National Trust DUNWICH HEATH, Suffolk. Monday 9th February 2015
Richard Straton

Thursday, 12 February 2015

Just prior to arrival at the coastguard cottages car park bullfinches were seen. Visibility had improved. Six other members of the Lowestoft and District Group turned up ... plus two other RSPB members. A very tame robin sat on the edge of the car boot watching while we changed footwear, and a similarly confiding dunnock hopped literally between our feet. Nine first went to the cliffs overlooking a calm sea and after scanning for a few minutes saw rafts of great crested grebes, common scoters and a few herring gulls. Two marsh harriers flew around, and magpies and chaffinches seen in the bushes. Muntjac deer and a brown hare were seen.
We walked eastward along the path with heather clad slopes seeking Dartford warblers. Red deer saw us before we saw them. One Dartford warbler was soon heard calling - and seen by some of the party. The bird was not as far away as thought, but was only atop the heather for a few seconds each time it was spied. A common snipe flew over.
A large pine tree with bare twigs around the base produced many goldcrests, various tits, a treecreeper and a blackbird. Jays, green woodpeckers and skylarks were heard.
Returning from walking round the heath, the fog cleared, blue skies appeared along with glorious sunshine. Eddie the bullfrog was giving up the possibility of seeing a Dartford warbler when Edwina pointed out two birds just a few feet from the path. Everybody was delighted with good views! The object of the heathland walk was at last achieved.

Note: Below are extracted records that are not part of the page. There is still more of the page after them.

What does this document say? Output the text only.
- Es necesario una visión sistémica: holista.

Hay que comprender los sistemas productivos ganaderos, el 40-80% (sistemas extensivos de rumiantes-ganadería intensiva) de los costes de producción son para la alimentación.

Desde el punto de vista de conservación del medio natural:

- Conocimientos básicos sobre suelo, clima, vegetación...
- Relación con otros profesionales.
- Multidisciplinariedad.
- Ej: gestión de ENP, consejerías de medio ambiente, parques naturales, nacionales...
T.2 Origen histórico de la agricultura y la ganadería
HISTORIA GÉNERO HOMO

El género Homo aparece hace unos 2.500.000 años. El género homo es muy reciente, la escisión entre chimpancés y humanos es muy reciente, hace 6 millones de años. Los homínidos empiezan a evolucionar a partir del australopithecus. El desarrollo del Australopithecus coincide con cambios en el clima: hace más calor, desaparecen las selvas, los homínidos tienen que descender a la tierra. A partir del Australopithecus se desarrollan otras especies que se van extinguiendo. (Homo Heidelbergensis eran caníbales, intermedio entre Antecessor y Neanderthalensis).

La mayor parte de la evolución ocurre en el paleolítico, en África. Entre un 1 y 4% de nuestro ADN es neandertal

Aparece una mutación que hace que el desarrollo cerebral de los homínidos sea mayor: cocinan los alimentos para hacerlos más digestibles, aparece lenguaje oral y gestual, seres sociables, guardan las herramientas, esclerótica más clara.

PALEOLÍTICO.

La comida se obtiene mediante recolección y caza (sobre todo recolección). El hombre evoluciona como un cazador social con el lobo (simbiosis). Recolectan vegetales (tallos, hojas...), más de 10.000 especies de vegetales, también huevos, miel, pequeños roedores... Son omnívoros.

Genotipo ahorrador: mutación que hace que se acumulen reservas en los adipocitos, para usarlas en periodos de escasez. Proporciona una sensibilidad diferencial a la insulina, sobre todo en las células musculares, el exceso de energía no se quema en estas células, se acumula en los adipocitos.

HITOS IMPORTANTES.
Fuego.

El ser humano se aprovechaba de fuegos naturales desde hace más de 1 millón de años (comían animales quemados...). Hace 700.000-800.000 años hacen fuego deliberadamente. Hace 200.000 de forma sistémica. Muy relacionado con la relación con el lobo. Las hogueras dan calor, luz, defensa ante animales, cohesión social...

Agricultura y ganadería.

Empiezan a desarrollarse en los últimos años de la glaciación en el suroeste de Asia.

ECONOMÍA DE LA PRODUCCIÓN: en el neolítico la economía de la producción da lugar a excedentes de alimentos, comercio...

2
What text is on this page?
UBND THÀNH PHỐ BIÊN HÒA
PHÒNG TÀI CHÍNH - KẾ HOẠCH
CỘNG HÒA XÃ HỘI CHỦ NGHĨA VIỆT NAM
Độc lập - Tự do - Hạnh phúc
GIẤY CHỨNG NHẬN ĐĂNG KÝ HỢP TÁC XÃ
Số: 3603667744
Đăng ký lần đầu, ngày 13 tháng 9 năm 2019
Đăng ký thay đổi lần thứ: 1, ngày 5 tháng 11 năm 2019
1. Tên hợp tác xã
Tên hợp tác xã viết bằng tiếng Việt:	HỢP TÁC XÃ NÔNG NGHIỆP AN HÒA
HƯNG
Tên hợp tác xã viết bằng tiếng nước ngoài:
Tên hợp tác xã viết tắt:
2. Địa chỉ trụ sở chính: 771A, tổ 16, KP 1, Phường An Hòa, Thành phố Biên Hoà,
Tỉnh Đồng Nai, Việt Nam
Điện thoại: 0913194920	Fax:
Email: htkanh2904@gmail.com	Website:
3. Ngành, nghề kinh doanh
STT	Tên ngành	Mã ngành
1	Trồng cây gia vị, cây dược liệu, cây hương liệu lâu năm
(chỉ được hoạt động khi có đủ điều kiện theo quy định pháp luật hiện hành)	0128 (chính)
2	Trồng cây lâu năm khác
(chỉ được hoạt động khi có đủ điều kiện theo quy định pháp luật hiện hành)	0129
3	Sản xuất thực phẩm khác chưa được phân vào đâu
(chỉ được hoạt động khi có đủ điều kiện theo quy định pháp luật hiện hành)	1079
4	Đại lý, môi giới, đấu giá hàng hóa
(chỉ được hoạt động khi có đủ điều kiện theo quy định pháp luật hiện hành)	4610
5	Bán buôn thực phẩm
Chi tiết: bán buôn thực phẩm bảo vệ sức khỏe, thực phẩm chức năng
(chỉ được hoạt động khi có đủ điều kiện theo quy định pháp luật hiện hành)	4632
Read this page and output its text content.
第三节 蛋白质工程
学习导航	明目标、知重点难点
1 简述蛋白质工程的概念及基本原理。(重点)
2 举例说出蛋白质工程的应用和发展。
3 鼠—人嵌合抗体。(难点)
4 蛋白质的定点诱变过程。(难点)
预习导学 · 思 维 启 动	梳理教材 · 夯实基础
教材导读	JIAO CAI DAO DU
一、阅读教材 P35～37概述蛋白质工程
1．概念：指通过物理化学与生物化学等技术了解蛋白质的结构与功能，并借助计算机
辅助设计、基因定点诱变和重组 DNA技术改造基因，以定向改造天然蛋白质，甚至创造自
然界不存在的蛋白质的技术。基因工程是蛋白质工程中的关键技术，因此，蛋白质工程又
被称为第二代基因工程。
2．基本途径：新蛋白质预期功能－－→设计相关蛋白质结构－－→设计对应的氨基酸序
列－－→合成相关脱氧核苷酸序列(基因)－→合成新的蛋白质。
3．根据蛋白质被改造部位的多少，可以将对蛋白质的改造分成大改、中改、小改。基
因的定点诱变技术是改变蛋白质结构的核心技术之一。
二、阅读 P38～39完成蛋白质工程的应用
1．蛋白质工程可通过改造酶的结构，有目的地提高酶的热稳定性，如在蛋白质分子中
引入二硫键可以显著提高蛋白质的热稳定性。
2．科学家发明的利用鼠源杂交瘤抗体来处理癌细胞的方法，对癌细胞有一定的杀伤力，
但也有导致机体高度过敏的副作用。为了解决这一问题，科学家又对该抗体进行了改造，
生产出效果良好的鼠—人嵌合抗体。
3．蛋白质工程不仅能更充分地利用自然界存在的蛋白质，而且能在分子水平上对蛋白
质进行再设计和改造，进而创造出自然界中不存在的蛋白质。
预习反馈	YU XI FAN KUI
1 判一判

Species identified were four mammals - brown hare, grey squirrel, Muntjac deer and red deer; twenty-three birds - blackbird, blue tit, bullfinch, carrion crow, chaffinch, common scoter, common snipe, Dartford warbler, dunnock, goldcrest, great crested grebe, great tit, green woodpecker, herring gull, jackdaw, jay, magpie, marsh harrier, pied wagtail, robin, skylark, treecreeper and wren.